I have a variable list of elements. I want to be able to find,
count
mean
std
min
25%
50%
75%
max
.
I know I can use pandas.Series.describe(). However, I have a restriction that I cannot use pandas for the specific problem. Is there any built in function/package that will give me the same output? Thanks.

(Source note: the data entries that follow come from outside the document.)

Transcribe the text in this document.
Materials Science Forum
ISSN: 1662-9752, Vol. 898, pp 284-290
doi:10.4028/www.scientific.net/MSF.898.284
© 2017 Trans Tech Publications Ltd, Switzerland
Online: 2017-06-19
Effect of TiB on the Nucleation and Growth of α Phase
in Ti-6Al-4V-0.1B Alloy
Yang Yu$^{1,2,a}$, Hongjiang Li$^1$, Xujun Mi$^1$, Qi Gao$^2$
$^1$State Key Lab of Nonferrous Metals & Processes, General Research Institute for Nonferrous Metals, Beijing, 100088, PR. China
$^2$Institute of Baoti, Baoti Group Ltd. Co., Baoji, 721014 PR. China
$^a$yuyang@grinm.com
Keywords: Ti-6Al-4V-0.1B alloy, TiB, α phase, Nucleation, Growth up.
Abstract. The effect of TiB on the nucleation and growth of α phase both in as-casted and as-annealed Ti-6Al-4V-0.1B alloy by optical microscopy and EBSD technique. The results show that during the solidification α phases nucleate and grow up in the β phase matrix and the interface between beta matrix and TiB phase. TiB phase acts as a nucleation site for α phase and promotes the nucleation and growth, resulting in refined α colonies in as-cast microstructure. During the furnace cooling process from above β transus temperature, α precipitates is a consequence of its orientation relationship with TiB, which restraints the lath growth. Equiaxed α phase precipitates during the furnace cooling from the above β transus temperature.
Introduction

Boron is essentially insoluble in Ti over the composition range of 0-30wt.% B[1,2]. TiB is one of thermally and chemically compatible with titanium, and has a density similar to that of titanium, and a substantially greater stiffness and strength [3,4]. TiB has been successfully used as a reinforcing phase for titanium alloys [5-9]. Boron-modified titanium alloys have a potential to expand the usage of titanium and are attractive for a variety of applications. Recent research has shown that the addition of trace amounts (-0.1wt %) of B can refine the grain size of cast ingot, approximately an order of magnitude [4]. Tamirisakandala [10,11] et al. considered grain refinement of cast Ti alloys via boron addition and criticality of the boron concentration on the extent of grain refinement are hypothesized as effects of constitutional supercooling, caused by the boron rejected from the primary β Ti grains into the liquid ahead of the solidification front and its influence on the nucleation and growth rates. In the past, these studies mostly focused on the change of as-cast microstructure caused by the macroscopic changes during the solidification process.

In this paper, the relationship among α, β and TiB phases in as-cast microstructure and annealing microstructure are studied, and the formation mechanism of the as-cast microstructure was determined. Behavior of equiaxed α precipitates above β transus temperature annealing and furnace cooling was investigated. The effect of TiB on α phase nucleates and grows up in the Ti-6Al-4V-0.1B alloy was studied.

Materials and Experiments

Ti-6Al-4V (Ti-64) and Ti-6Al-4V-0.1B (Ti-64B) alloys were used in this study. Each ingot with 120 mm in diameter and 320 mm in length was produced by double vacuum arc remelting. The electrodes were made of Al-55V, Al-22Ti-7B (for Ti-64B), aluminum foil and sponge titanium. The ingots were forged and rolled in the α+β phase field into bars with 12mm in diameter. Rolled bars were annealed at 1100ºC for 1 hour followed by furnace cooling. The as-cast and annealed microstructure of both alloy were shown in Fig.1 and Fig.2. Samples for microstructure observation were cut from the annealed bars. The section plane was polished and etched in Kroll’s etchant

As mentioned in the comments count
, min
, and max
are all built in so you can simply call count(your_list), max(your_list), min(your_list)
.
I would recommend using libraries such as Pandas, Numpy etc. if you can. If you are restricted only to the standard library you can also take a look at the statistics module.
For the others:
Mean
def mean(li):
return sum(li) / len(li)
Standard Deviation
def std(li):
mu = mean(li)
return (sum((x-mu)**2 for x in li)/len(li)) ** 0.5
Quartiles
I will implement for any percentile, you can then use percentile(your_list, 25)
or others as needed.
def percentile(li, percentile):
n = len(li)
idx = n * percentile / 100
return sorted(li)[math.floor(idx)]
If you want to replicate Pandas describe function:
def describe(li):
return f"""
count {len(li)}
mean {mean(li)}
std {std(li)}
min {min(li)}
25% {percentile(li, 25)}
50% {percentile(li, 50)}
75% {percentile(li, 75)}
max {max(li)}"""